If you love this shrimp stir fry recipe,
You’ll definitely love these:
- Perfect Cashew Chicken
- Skillet Beef and Broccoli
- Easy Teriyaki Meatballs
- Summer Rolls with Peanut Sauce
- Spicy Peanut Asian Slaw
- Baked Teriyaki Salmon
Shrimp Stir Fry
- 1 pound raw shrimp veins and tails removed
- 2 tbsp vegetable oil or other high heat oil
- 2 cups broccoli fresh florets
- 1 red bell pepper cut into thin strips
- 2 large carrots peeled and cut into thin strips
- 1 small zucchini thinly sliced
- 2 green onions thinly sliced
- 1 tsp garlic minced
- 1/2 tsp ginger freshly grated
- 1/2 tsp red pepper flakes
- 2 tbsp soy sauce
- 2 tbsp fish sauce
- 2 tbsp sesame seeds toasted
- Throughout entire recipe, do not overcrowd your wok. You’re better off cooking in small batches, setting aside, and combining everything at the end. You want everything to have a nice sear on it but not be soggy and overly cooked. Ensure meat and all vegetables are cut prior to cooking.

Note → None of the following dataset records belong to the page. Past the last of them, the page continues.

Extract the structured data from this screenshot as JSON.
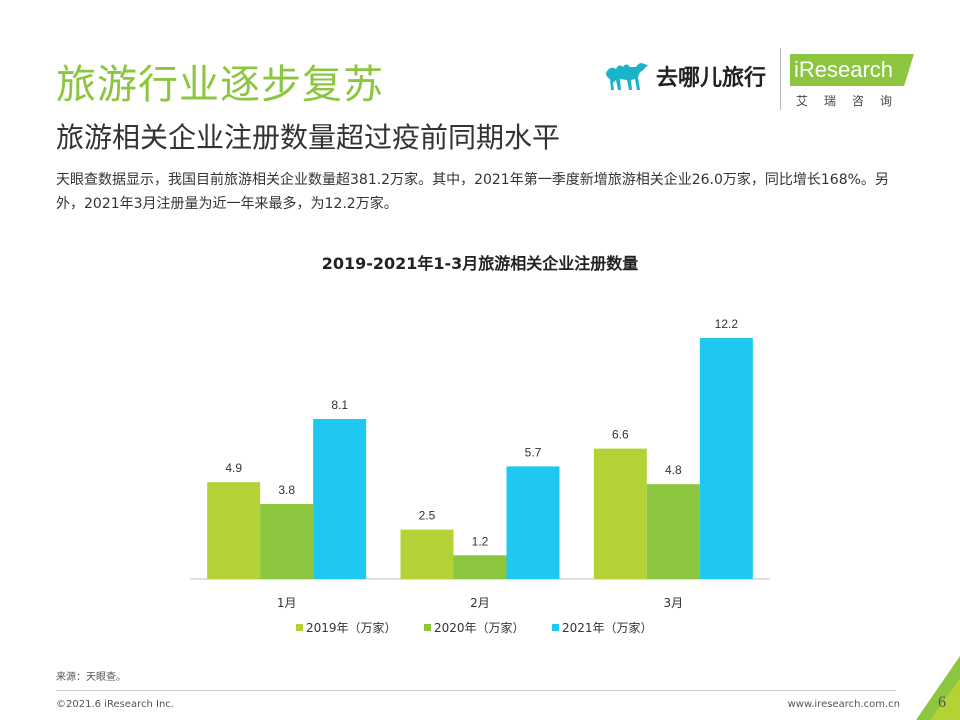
{
  "header": {
    "title": "旅游行业逐步复苏",
    "subtitle": "旅游相关企业注册数量超过疫前同期水平",
    "description": "天眼查数据显示，我国目前旅游相关企业数量超381.2万家。其中，2021年第一季度新增旅游相关企业26.0万家，同比增长168%。另外，2021年3月注册量为近一年来最多，为12.2万家。"
  },
  "logos": {
    "qunar_text": "去哪儿旅行",
    "iresearch_text": "iResearch",
    "iresearch_cn": "艾瑞咨询"
  },
  "chart_data": {
    "type": "bar",
    "title": "2019-2021年1-3月旅游相关企业注册数量",
    "categories": [
      "1月",
      "2月",
      "3月"
    ],
    "series": [
      {
        "name": "2019年（万家）",
        "values": [
          4.9,
          2.5,
          6.6
        ],
        "color": "#b2d235"
      },
      {
        "name": "2020年（万家）",
        "values": [
          3.8,
          1.2,
          4.8
        ],
        "color": "#8cc63f"
      },
      {
        "name": "2021年（万家）",
        "values": [
          8.1,
          5.7,
          12.2
        ],
        "color": "#1ec8f0"
      }
    ],
    "ylim": [
      0,
      12.2
    ],
    "grid": false,
    "legend": "bottom"
  },
  "footer": {
    "source": "来源：天眼查。",
    "copyright": "©2021.6 iResearch Inc.",
    "website": "www.iresearch.com.cn",
    "page": "6"
  }
}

- Set wok to high heat and add shrimp. As shrimp cooks, it will release liquid. Toss shrimp to evenly cook, and once the shrimp is no longer opaque and is slightly firm to the touch, transfer shrimp to a plate and discard liquid. The point of this step is to partially cook the shrimp and to extract as much of the moisture as you can.
- Heat vegetable oil in a large wok or skillet over high heat. When oil is near it’s smoking point, cook and stir shrimp until browned, 1-2 minutes each. You just want a nice crispy sear on it but be careful not to over cook. Transfer shrimp to a plate.
- In small batches, add broccoli, bell pepper, carrots, zucchini, and green onion to the center of the wok. Cook and stir each batch of vegetables for about 2 minutes in order to give it a nice sear while still keeping them tender. Once each batch is done, transfer to a plate and continue with remaining vegetables.
- Once all of the vegetables have been sauteed, add all of them along with the shrimp back to the wok. Add garlic, ginger, and red pepper flakes, soy sauce and fish sauce and stir well to coat.
- Top with sesame seeds. Serve hot over rice or noodles.
Nutrition information is automatically calculated, so should only be used as an approximation.